Jérôme Salle’s Cape Town-set thriller Zulu, starring Forest Whitaker and Orlando Bloom, will close the 66th edition of the Cannes Film Festival, running May 15-26.
Adapted from South African writer Caryl Férey’s eponymous novel, the picture unfolds in Cape Town in a post-apartheid South Africa still dogged by the system’s legacy.
Whitaker and Bloom play two Cape Town police officers investigating the macabre murder of the daughter of a former rugby champion.
Co-scripted by Julien Rappeneau, Zulu was shot on location in South Africa. It is produced by Richard Grandpierre of Paris-based production house Eskwad. French Pathé and M6 Films co-produced alongside Cape Town-based Lobster Tree. Pathé International is handling international distribution.

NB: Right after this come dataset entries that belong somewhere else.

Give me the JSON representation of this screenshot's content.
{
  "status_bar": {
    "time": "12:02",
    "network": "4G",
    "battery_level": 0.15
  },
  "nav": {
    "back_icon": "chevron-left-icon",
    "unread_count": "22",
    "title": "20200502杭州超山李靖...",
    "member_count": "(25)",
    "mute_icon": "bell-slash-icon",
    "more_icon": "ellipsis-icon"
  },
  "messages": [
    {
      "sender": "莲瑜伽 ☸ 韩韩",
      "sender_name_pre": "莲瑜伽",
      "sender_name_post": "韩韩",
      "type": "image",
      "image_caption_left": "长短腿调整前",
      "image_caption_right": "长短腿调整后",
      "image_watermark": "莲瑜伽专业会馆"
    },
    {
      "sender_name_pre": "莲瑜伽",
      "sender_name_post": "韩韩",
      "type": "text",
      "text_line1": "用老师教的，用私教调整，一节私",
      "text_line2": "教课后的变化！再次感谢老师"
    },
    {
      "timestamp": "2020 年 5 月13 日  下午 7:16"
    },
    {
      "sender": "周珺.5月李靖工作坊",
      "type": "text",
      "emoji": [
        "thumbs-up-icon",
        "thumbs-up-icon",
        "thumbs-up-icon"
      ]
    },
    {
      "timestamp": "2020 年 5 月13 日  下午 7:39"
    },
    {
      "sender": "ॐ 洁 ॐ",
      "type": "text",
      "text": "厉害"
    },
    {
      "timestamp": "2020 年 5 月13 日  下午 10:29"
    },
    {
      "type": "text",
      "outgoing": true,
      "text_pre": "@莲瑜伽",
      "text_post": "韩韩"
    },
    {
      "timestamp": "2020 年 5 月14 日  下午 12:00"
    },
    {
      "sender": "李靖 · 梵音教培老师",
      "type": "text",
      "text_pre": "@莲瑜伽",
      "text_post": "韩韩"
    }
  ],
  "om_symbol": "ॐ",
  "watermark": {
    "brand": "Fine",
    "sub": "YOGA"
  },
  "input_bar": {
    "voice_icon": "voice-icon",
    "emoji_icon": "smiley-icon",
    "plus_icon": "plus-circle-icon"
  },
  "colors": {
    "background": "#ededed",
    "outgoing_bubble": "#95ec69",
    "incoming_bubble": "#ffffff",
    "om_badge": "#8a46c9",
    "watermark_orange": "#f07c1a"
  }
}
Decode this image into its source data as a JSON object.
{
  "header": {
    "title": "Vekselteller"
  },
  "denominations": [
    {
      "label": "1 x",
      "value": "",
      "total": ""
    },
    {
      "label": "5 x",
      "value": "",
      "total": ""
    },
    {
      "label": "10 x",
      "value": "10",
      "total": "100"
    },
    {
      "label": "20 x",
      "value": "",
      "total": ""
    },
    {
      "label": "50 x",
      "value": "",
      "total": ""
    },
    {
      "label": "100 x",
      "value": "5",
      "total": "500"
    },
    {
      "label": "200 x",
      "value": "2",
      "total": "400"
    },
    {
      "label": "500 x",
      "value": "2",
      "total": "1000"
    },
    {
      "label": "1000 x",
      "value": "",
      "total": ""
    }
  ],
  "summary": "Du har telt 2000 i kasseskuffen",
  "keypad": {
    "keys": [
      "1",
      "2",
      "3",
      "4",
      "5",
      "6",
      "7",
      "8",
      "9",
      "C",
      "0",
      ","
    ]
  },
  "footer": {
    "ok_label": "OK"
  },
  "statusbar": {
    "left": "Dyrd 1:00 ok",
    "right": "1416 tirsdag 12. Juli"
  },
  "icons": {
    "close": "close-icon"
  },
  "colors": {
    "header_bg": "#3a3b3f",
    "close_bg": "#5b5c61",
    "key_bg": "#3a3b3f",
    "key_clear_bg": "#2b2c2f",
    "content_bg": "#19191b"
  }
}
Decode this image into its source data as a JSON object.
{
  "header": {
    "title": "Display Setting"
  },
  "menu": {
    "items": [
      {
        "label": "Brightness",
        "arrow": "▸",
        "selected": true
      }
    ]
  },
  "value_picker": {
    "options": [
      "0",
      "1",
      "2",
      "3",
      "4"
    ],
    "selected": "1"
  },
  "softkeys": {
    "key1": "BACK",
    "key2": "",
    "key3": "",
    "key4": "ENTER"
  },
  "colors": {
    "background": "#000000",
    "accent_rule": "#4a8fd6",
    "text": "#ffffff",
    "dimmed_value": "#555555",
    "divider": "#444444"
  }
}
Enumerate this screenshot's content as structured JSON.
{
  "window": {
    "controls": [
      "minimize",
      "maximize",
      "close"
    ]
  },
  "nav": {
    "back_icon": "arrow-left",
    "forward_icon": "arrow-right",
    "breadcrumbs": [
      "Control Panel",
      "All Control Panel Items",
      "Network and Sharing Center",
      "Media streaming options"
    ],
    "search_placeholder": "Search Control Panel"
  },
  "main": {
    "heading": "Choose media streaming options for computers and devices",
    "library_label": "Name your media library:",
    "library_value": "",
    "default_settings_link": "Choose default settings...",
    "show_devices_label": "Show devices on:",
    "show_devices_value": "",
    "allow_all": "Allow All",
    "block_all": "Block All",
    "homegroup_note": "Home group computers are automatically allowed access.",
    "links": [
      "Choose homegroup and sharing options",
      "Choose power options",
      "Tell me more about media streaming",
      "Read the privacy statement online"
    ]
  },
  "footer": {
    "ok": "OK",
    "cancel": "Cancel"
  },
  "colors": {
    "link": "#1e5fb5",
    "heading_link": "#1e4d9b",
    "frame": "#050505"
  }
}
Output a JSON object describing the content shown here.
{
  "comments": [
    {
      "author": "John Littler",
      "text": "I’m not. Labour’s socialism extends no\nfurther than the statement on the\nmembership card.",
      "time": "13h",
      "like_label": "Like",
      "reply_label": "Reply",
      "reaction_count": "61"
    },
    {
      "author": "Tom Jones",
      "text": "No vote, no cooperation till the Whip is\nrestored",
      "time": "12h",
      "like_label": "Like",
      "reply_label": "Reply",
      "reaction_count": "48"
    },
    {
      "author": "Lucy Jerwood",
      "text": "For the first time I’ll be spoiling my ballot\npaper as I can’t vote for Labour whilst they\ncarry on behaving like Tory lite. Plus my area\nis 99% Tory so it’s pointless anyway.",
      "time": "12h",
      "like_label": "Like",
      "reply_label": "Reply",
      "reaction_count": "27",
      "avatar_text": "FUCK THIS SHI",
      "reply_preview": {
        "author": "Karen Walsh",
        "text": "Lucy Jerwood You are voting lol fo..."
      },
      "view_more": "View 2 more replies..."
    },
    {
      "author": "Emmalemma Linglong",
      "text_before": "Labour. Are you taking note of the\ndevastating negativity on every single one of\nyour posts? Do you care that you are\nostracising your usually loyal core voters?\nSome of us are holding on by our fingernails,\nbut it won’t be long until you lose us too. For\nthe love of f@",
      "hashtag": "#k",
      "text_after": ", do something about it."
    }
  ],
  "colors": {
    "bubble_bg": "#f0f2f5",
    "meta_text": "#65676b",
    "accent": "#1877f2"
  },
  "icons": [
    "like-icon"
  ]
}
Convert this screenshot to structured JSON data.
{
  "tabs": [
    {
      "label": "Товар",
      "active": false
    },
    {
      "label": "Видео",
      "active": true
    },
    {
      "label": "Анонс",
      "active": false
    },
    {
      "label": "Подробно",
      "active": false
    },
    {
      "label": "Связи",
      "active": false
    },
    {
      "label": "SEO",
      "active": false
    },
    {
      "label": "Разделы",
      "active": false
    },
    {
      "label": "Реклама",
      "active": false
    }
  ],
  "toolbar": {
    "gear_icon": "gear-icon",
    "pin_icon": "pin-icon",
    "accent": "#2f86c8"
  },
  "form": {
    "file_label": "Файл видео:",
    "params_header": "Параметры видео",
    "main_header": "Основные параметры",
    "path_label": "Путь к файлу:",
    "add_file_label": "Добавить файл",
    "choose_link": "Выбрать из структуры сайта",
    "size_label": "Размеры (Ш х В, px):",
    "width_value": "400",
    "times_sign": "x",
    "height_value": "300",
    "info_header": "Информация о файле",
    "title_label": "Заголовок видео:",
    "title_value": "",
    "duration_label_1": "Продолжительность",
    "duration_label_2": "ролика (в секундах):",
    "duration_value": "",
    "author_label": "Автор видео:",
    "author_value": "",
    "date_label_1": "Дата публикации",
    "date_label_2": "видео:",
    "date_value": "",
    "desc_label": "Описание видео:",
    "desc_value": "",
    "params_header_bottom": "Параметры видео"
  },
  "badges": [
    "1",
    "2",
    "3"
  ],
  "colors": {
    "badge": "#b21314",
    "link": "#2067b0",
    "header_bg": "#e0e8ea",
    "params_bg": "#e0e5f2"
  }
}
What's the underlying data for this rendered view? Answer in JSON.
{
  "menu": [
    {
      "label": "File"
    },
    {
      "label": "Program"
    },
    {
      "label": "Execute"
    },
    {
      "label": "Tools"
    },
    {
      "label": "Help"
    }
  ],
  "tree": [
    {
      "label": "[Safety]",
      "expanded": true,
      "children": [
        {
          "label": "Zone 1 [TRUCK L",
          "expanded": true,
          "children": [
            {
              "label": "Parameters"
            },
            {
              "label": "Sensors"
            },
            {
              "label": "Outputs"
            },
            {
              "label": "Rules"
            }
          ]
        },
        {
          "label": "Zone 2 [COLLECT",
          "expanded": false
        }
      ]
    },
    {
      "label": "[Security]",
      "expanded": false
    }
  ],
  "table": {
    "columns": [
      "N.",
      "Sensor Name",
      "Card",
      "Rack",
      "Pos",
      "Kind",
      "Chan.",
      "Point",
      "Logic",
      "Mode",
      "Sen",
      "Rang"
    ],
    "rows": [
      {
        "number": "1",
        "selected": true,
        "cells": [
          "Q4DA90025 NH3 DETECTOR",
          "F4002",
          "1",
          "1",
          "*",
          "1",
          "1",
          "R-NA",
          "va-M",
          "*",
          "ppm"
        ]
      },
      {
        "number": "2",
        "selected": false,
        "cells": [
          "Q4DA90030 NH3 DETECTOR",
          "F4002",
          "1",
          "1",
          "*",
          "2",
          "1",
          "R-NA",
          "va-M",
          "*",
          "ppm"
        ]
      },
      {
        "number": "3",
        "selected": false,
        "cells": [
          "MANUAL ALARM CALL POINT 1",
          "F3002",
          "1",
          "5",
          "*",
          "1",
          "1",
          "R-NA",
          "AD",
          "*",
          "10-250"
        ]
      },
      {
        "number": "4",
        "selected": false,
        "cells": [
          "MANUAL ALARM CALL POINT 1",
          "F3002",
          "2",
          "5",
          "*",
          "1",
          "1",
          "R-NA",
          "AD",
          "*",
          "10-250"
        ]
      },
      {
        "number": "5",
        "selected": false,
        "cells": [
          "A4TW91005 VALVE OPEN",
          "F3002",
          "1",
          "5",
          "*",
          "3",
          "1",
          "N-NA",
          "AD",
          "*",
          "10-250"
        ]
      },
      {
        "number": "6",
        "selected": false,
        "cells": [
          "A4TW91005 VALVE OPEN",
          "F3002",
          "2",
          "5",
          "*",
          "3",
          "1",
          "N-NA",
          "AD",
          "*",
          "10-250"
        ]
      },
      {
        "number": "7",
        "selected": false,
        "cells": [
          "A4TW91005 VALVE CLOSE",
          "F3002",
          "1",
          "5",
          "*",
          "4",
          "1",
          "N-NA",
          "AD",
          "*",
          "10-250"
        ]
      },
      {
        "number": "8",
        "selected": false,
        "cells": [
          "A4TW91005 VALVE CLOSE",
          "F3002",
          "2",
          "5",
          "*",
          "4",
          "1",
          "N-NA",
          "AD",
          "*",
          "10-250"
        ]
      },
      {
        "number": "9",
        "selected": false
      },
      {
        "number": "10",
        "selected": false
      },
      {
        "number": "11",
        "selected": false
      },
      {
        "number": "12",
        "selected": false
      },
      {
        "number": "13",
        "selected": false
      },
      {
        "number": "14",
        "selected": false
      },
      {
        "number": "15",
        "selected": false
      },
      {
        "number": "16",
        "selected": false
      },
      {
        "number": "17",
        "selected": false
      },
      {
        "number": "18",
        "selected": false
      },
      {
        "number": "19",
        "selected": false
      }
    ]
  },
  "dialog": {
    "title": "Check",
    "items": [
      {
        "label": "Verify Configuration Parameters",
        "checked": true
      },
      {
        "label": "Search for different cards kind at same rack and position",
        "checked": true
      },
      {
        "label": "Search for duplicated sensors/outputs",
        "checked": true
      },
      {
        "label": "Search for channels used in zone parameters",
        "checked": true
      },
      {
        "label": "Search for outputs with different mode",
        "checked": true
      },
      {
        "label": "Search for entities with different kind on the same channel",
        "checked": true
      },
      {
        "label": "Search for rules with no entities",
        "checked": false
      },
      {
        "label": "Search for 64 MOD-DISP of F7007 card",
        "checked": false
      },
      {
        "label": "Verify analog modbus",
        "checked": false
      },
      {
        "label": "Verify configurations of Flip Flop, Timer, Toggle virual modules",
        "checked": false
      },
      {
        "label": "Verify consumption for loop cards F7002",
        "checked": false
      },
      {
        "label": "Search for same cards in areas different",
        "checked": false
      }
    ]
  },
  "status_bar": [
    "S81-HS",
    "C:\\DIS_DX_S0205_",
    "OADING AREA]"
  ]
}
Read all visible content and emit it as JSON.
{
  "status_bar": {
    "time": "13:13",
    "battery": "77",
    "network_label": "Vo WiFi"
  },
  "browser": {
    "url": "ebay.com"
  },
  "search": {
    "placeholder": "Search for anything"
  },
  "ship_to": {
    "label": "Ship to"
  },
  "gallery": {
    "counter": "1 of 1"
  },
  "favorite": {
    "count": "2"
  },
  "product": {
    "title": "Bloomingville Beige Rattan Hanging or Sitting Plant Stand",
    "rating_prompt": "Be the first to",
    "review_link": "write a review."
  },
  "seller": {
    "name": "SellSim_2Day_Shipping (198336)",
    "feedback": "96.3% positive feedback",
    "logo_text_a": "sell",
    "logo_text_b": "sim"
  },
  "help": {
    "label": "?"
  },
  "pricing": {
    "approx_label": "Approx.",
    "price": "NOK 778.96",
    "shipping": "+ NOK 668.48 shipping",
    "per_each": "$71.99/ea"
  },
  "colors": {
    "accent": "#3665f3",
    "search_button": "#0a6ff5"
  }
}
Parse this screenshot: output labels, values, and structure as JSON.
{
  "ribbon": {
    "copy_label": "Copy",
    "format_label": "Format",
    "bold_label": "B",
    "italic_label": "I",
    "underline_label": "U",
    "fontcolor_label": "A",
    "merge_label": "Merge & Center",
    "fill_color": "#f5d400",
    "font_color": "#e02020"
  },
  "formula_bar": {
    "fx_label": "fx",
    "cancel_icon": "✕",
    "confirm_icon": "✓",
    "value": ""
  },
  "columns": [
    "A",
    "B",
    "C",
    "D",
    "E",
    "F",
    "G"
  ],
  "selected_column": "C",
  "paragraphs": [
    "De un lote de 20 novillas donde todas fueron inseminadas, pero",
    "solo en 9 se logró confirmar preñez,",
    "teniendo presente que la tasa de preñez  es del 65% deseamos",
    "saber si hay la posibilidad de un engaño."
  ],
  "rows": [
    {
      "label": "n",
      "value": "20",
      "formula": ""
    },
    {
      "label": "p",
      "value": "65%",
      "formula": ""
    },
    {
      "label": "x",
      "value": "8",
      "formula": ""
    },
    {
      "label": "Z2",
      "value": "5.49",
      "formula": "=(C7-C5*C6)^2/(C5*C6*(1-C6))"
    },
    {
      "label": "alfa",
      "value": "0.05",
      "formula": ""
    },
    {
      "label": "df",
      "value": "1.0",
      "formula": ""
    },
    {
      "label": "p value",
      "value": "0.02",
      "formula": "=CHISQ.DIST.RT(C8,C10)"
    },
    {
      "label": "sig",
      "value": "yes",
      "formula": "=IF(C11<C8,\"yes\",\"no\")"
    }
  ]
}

Whitaker won best male actor at Cannes in 1988 for his performance in Clint Eastwood’s Charlie Parker biopic Bird.
Salle’s past pictures include The Burma Conspiracy and he is currently developing a biopic about sea conservationist and filmmaker Jacques Cousteau entitled The Odyssey.
The Cannes Film Festival will open on May 15 with Baz Luhrmann’s The Great Gatsby.
The full list of films in Official Selection will be announced on April 18 at the festival’s traditional news conference.